Downing Street is eager to maintain good relations with the White House, with an eye to negotiating a bilateral trade agreement as quickly as possible after Britain leaves the European Union.
A palace source, speaking on the condition of anonymity following protocol, said Prince Harry and Markle hoped to see the Obamas soon, but confirmed that they would not be attending the wedding.
The source said 600 guests would be invited to the wedding ceremony, based on the size of St George's Chapel, and that it is not necessary for the royal couple to invite world leaders to their wedding because Harry is not a direct heir to the throne.
He is fifth in line after his father, Prince Charles; his brother, Prince William; and his brother's children.
Some world leaders may still be invited to the wedding based on their personal relationship with the royal couple and not in their official capacity, the source added.
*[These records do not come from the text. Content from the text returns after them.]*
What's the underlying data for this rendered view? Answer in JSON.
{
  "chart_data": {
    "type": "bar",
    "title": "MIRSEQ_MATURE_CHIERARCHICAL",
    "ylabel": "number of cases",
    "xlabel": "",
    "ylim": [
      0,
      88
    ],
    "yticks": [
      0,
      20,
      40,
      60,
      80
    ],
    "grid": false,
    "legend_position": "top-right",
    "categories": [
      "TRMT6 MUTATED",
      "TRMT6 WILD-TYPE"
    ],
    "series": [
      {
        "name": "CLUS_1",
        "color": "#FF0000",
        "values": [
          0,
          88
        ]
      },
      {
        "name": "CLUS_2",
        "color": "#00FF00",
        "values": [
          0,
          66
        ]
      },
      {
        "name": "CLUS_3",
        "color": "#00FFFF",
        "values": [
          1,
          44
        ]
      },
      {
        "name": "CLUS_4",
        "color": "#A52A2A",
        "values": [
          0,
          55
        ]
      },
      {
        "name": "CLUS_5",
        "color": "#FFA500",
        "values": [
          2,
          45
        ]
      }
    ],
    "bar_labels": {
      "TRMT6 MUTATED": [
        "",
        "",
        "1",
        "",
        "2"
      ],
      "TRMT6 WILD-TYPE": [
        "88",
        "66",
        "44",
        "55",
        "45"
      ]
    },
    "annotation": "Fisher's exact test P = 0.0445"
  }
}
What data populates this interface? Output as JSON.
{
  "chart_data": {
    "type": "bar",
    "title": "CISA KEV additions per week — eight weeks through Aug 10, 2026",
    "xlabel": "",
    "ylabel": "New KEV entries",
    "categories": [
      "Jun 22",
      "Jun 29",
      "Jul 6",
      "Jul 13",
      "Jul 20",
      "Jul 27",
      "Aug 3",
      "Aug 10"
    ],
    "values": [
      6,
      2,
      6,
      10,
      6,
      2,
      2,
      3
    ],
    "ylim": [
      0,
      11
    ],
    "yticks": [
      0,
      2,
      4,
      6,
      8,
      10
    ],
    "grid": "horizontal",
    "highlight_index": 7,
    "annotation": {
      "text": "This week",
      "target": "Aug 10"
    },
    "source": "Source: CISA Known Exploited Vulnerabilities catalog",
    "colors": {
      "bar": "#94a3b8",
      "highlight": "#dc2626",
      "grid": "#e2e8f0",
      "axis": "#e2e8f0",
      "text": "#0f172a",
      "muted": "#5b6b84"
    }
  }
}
Harry and Markle have also invited 1,200 members of the public to Windsor Castle to celebrate their marriage.
On Monday, they asked people to donate to charities instead of sending them wedding gifts.
"The couple have chosen charities which represent a range of issues that they are passionate about, including sport for social change, women's empowerment, conservation, the environment, homelessness, HIV and the Armed Forces," Kensington Palace said.